Plaintiffs’ attorneys in California love making claims based on technical violations related to paystubs. An employee will go see a lawyer complaining about wrongful termination or harassment or discrimination and the lawyer will say, “Let me see your paystub.” Labor Code Section 226 lists at least 9 items that an employer must include on employees’ paystubs. Even omitting one item (e.g., pay period dates on a “final” paycheck) can expose employers to extensive liability depending on the nature of the oversight, the number of affected employees, and how often the improper paystubs were issued. Under the Private Attorneys General Act (“PAGA”) a single employee can bring a lawsuit on behalf of all affected employees, also known as “aggrieved employees,” regardless of whether those employees want to be included, and without having to go through the rigorous requirements of class certification. [We told you about this in a 2009 California employment law newsletter,]
Employees (or rather, the class action attorneys that bring these cases) do not have to prove that anybody was injured by the omission on the paystub because the code section provides an automatic penalty per paycheck in place of requiring employees to prove actual damages (which are typically non-existent). Because employers have virtually no defense to these paystub cases, they are generally referred to as “gotcha” claims.

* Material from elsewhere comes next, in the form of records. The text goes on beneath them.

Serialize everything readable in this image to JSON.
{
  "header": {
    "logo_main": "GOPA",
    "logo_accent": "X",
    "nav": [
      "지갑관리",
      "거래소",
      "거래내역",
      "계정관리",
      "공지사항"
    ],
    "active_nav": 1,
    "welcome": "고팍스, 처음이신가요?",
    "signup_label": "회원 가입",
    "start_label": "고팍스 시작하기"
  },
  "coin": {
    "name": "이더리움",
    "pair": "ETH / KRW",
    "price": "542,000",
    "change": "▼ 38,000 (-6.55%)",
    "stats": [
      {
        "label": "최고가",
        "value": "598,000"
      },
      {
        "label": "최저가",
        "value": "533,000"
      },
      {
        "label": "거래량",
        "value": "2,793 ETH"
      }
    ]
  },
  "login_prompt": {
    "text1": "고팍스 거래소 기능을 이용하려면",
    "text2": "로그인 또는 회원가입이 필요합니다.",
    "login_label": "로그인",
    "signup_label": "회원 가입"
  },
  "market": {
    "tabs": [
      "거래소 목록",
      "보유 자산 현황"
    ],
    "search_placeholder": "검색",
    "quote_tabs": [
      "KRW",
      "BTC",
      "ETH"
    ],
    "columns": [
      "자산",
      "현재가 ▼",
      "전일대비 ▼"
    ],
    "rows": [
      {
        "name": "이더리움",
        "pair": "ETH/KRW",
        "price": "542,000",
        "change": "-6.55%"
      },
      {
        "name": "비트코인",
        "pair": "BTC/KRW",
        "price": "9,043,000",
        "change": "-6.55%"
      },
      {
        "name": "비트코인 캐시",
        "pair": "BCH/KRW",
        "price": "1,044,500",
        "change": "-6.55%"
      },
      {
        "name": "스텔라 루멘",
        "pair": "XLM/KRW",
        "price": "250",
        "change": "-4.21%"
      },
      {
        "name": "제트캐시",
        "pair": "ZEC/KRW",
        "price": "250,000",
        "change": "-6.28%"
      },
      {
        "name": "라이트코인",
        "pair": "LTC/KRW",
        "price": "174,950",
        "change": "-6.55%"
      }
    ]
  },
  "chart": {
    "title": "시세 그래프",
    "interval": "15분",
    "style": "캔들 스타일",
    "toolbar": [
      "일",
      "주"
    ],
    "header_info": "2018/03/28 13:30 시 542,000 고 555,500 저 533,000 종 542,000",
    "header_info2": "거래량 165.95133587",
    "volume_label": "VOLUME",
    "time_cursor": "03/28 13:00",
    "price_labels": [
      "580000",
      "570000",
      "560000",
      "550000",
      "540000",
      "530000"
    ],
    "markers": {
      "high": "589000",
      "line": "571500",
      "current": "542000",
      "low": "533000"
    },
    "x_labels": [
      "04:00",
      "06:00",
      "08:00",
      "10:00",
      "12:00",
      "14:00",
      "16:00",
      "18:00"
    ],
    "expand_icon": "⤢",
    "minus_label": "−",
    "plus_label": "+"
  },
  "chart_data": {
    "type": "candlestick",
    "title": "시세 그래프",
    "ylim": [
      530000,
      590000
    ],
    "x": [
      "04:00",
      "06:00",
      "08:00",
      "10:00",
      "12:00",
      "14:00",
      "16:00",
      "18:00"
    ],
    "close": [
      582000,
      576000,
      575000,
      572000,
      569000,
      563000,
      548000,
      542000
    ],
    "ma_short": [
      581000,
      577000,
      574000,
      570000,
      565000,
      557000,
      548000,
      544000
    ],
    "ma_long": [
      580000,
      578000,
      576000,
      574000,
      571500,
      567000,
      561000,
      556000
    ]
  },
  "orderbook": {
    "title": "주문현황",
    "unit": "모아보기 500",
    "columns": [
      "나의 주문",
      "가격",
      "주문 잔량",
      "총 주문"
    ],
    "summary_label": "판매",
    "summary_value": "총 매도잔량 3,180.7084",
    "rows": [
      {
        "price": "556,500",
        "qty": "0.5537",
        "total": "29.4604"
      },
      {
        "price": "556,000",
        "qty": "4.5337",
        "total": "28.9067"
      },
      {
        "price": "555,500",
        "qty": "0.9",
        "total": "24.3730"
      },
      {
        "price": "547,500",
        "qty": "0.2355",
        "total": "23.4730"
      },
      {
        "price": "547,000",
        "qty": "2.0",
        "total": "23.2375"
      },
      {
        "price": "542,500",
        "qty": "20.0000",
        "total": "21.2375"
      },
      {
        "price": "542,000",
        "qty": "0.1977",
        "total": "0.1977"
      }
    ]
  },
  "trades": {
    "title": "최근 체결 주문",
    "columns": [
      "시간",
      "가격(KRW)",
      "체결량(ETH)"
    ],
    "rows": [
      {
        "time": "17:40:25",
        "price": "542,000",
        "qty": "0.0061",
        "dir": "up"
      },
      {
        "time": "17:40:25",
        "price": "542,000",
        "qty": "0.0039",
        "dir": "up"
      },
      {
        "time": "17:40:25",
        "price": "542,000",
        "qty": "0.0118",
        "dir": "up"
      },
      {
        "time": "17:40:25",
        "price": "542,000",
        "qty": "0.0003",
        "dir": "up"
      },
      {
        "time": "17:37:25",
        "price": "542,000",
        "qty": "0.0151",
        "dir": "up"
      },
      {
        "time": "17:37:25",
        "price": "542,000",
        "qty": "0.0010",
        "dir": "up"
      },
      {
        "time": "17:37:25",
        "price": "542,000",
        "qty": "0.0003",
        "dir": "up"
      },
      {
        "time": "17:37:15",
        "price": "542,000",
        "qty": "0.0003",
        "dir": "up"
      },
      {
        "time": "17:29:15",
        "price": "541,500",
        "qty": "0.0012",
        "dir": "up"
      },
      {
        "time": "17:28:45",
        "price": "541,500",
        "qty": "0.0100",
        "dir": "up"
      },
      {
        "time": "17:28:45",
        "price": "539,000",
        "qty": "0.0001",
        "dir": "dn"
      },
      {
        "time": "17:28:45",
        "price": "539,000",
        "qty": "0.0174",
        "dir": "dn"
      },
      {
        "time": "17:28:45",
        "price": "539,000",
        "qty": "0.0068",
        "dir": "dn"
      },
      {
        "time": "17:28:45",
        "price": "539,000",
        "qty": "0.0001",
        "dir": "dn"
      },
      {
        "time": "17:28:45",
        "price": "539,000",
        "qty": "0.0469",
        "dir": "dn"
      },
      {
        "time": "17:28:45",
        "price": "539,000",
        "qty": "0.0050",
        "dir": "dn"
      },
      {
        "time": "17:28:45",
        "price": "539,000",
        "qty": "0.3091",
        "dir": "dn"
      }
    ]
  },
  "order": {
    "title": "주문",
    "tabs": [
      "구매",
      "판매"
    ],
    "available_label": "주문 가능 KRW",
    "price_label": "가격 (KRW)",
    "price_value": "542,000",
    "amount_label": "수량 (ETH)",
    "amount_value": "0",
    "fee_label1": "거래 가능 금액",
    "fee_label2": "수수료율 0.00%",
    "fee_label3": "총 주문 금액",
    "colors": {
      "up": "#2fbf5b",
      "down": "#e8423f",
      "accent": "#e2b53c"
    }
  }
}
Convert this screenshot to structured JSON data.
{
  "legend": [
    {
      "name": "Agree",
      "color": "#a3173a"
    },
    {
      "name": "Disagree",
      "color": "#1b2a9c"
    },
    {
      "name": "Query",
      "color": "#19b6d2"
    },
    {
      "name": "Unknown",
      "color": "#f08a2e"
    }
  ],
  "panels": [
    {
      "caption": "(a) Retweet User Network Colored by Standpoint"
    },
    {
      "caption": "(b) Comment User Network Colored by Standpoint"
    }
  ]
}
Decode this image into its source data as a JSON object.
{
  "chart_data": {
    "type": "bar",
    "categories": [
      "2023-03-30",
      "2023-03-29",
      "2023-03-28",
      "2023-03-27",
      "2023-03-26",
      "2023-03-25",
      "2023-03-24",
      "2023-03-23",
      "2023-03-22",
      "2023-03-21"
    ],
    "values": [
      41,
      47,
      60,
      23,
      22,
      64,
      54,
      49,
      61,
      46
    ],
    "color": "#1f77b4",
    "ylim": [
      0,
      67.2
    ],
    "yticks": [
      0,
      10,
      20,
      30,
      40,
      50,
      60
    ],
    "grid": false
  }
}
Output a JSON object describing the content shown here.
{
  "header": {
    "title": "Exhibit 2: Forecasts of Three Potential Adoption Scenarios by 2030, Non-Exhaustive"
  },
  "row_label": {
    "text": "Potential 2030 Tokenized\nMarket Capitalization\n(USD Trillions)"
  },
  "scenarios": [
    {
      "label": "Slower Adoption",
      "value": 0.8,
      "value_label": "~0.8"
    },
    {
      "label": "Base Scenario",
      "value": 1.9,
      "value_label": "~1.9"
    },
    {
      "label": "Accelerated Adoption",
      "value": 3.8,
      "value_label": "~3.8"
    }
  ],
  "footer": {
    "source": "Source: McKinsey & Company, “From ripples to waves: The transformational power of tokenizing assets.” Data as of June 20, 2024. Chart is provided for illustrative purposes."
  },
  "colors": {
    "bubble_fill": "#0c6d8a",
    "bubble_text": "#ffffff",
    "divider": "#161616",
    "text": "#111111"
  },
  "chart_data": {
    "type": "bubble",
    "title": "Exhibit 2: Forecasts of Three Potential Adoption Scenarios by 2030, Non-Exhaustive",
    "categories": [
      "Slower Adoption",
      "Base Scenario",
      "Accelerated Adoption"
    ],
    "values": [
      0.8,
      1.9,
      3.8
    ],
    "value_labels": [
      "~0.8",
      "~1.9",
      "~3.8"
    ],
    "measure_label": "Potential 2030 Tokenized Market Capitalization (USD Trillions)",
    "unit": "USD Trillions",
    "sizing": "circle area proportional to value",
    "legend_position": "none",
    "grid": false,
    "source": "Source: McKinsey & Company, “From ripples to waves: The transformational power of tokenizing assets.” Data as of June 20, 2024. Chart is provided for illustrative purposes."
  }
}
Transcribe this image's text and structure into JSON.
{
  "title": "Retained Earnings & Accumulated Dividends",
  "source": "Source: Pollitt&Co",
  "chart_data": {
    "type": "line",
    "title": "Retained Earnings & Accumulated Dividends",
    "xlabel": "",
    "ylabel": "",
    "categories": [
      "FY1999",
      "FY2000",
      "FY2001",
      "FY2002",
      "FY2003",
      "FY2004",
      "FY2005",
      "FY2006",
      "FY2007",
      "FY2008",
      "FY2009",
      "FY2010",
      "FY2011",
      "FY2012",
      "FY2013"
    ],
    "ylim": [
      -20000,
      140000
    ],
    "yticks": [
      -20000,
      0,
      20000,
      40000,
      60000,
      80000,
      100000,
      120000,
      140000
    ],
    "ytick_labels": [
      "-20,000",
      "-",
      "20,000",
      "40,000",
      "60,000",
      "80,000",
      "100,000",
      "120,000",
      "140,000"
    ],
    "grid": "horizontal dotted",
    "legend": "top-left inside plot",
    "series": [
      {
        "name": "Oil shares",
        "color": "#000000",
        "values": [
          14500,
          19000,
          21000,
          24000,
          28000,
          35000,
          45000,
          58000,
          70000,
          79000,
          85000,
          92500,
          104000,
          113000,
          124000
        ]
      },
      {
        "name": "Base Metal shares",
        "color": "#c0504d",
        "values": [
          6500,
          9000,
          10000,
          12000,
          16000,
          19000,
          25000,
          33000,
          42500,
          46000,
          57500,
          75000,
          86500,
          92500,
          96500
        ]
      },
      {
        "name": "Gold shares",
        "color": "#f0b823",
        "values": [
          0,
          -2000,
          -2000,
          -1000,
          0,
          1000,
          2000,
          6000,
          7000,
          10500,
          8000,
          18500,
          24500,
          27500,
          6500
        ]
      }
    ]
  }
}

Recently a California Court of Appeal handed PAGA attorneys a “gotcha” of their own. In Khan v. Dunn-Edwards Corporation, the appellate court upheld summary judgment dismissing Plaintiff Khan’s PAGA claims because he failed to comply with required administrative procedures. Though Plaintiff’s regular paychecks appeared to be in order, his final paycheck failed to list the start date of the pay period. On the basis of that single oversight on a single check, Khan and his attorneys filed their lawsuit seeking to recover penalties on behalf of a group of employees who may have received a similar final paycheck. Khan’s notice and exhaustion letter to California’s Labor and Workforce Development Agency, however, was peppered with references to violations of his rights, and nowhere referenced any other employee other than himself. The Court was not impressed. It held that Khan’s use of the word “my” instead of “we,” or any other language indicating that he was seeking to claim penalties on behalf of anyone but himself, constituted a failure to give proper notice to the individuals involved, and a failure to comply with administrative requirements. Thus, the Court upheld summary judgment in favor of the employer, and dismissed Khan’s PAGA claim.
If you are in the unfortunate position of having to defend yourself (or a client) against a PAGA action, make sure you take a very close look at the employee’s letter to the Labor Workforce and Development Agency to make sure the employee has followed every technical requirement of the law in giving notice to the employer and the Agency. You might find a technical shortcoming in the letter on which to defend your client. Or better yet, make sure that your employees’ paystubs contain the required information in advance.